Highlighting this relationship, whole-body FFA2 and FFA3 knockout mice have different gut microbiota profiles as compared to wild-type mice [12][31][50][52][58]. As expected, differences in fecal SCFA profiles accompany these differences in GM profiles due to adaptation to receptor deficiency. More direct evidence for roles of FFA2 and FFA3 in the GM→SCFAs→Receptor link is provided by immune function and GM studies. Both GF and FFA2 knockout mice exhibit a dysregulated immune response to induced colitis, gout, and arthritis [45][59]. While this response is mitigated by acetate supplemented drinking water in GF mice [45], FFA2 knockout mice remain refractory to acetate treatment [49].
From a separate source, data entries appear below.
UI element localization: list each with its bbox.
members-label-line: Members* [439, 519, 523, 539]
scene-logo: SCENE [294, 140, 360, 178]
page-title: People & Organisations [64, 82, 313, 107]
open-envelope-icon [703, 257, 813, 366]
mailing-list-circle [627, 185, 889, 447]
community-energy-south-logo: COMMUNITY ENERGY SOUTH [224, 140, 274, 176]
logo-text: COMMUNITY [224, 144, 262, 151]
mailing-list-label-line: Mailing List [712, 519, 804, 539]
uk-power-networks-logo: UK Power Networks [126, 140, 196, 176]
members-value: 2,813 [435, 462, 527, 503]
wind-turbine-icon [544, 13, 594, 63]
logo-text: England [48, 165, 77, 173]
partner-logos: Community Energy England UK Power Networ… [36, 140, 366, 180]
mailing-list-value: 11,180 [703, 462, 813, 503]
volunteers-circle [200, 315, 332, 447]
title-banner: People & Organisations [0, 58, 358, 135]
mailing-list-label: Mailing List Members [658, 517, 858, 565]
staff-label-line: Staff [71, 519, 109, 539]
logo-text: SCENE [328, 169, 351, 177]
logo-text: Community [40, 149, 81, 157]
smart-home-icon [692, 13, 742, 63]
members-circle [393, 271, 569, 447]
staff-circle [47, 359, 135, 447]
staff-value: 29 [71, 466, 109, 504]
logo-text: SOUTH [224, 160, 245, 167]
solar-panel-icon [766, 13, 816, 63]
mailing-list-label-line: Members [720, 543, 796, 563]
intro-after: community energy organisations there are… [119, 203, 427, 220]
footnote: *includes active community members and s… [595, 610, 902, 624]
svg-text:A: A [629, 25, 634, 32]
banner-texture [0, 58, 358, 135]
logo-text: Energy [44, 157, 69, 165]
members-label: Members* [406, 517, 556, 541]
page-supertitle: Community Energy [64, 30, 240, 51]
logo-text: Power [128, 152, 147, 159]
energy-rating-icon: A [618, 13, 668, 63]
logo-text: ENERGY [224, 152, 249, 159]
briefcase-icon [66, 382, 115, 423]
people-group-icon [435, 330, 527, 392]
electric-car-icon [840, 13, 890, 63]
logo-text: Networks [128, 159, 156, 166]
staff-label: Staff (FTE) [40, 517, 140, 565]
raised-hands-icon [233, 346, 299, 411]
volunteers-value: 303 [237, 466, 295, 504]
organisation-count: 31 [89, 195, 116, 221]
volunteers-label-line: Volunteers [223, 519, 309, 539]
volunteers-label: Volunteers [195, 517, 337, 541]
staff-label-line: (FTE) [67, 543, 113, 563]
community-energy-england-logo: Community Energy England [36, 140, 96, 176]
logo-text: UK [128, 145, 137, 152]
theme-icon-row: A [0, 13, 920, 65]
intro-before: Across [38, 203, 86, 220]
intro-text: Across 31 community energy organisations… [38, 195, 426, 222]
Likewise, high-fiber diets that tend to increase GM function and SCFA levels in wild-type mice fail to promote gut homeostasis, alleviate food allergy, and prevent respiratory viral infection in FFA2 knockout mice [50][52][60]. Similar findings have been reported for FFA3. High fiber diet mediated protection against allergic airway disease and influenza virus is not observed in FFA3 knockout mice [53][55].
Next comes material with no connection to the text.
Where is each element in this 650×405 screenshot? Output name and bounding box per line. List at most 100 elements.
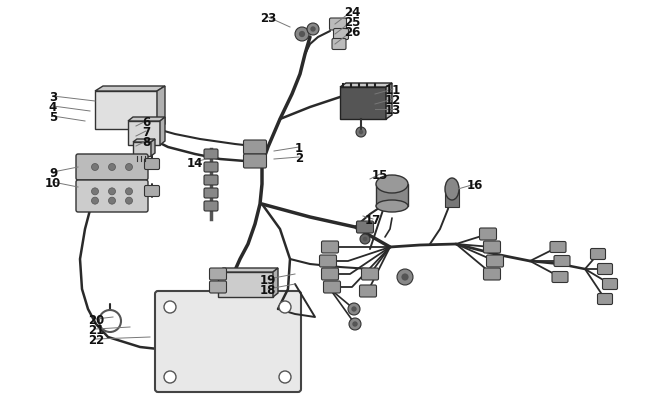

Metabolic studies have also highlighted the importance of the GM→SCFAs→FFA2 and FFA3 relationship. Reduced adiposity and PYY levels in FFA3 knockout mice are GM dependent, with the effect being lost in GF FFA3 knockout mice [31]. Similarly, GM-derived SCFAs mediate suppression of GIP secretion in FFA3 dependent manner, an effect lost in GF, antibiotic-treated mice (pseudo-GF), and FFA3 knockout mice [40]. In mice, a low-fiber diet or GF status during pregnancy increases the vulnerability of the offspring to obesity and insulin resistance later in life [61]. This effect could be rescued by propionate treatment or high-fiber feeding but not in absence of FFA3 or FFA2. Furthermore, FFA3 and FFA2 SCFA signaling was found to be responsible for normal embryonic development of neural, pancreatic β cell and intestine tissues. Collectively, these data suggest that the GM modulates metabolic and immune features affecting health via SCFA-FFA2 and SCFA-FFA3 axes.